Daylight saving time means that Florida residents lose one hour of sleep, and this, in turn, could mean increased drowsiness, especially among drivers. A traffic safety study from AAA has shown that nearly 10 percent of all car accidents in the U.S. are caused by drowsy driving. A new study from the same organization suggests a link between this deadly form of negligence and the advent of daylight saving time.
The important thing to know, of course, is how to adjust to the changes. AAA recommends, first of all, that everyone get to bed one hour earlier to make up for the loss until their bodies are back on schedule. On the road, drivers should be on the lookout for other drivers who may be drowsy. When changing lanes, for instance, drivers should always double-check their blind spots and use their turn signals.
With the mornings now darker, drivers will need to be on the lookout for pedestrians. Pedestrians, for their part, are advised to wear bright colors and carry flashlights during the early morning as well as the hours of night and dusk. To reduce glare from the sunrise and sunset, drivers can use their sun visors or purchase glasses with polarized lenses. Lastly, drivers should expect more traffic in the evenings since the days are longer.

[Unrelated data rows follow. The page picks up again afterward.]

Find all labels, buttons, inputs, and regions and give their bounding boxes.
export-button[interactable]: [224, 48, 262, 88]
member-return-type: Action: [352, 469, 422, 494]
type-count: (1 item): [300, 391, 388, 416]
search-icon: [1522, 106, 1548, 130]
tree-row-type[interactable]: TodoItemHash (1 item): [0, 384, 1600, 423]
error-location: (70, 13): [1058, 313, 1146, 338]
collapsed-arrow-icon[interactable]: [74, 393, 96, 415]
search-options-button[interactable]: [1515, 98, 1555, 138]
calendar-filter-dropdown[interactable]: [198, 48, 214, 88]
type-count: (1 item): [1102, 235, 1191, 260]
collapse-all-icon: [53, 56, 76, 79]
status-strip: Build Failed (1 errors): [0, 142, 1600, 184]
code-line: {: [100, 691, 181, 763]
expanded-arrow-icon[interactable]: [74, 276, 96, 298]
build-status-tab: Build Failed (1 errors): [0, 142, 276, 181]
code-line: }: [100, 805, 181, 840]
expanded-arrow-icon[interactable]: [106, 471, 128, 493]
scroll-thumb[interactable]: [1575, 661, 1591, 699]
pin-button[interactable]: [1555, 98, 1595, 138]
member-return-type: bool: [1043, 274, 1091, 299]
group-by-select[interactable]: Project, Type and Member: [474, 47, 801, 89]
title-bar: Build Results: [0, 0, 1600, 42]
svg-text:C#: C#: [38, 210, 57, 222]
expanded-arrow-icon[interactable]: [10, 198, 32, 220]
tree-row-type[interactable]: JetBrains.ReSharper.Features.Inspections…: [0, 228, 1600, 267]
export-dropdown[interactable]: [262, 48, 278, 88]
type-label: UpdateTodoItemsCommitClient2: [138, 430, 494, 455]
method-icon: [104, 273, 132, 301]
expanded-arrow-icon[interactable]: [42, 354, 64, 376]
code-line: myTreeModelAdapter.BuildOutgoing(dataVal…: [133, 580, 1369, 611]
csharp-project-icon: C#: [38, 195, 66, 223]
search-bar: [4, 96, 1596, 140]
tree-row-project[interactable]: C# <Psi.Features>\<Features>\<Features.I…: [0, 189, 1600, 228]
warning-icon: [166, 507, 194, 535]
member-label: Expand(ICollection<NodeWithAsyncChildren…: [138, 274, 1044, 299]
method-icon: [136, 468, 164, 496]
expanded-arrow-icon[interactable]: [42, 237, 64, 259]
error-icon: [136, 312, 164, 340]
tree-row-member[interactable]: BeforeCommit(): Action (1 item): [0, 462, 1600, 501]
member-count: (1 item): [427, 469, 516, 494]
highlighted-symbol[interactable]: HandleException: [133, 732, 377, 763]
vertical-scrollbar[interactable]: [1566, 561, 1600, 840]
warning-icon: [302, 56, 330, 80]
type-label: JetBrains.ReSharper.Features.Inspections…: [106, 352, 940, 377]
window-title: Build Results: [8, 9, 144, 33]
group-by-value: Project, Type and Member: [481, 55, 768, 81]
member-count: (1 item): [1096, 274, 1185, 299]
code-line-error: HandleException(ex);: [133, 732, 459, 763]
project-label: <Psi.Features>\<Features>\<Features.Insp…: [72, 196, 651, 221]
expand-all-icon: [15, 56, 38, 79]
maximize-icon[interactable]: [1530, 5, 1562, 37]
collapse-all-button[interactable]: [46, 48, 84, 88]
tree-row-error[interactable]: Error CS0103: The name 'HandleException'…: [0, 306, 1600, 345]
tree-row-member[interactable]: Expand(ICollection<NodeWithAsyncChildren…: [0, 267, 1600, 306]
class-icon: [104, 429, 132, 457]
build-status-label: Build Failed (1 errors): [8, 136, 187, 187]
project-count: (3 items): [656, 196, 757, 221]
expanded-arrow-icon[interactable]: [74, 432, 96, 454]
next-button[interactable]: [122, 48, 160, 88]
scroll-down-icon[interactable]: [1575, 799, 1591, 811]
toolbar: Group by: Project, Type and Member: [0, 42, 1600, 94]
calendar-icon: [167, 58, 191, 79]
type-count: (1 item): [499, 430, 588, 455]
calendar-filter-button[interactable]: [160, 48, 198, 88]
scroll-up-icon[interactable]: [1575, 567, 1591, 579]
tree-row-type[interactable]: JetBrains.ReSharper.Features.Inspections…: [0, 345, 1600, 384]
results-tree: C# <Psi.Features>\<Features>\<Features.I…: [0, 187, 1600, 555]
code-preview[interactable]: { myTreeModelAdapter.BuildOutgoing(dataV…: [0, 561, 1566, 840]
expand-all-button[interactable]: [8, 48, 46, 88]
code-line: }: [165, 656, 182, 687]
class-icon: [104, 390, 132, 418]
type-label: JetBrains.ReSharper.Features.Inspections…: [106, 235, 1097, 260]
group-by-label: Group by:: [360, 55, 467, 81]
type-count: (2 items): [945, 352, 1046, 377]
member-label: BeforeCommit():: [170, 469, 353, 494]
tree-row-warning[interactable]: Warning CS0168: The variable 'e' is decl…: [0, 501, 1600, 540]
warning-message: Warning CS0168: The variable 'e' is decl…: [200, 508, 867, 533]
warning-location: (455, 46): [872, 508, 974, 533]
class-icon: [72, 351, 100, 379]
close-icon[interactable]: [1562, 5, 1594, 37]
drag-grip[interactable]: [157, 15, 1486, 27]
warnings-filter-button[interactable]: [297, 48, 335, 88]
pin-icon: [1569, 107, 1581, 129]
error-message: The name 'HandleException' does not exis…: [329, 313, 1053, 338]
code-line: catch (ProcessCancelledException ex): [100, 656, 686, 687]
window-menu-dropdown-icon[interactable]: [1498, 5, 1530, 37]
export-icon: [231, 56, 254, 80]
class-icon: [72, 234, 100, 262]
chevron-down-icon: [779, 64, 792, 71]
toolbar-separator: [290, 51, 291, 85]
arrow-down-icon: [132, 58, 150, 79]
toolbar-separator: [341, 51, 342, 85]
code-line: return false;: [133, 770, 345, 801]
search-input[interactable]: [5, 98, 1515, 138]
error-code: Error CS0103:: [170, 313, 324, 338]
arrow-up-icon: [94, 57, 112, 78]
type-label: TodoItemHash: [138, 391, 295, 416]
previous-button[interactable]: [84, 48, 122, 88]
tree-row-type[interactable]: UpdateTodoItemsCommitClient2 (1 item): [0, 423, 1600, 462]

Victims of car crashes should consider seeing a lawyer to determine if they have the grounds to file a claim against the other driver's insurance company. Though drowsiness is hard to detect since the drivers themselves may not be aware that they're drowsy, all an attorney needs to do is show that the plaintiff made negligent maneuvers that caused the accident. A lawyer can do this with the help of investigators and negotiate a settlement once the case is ready.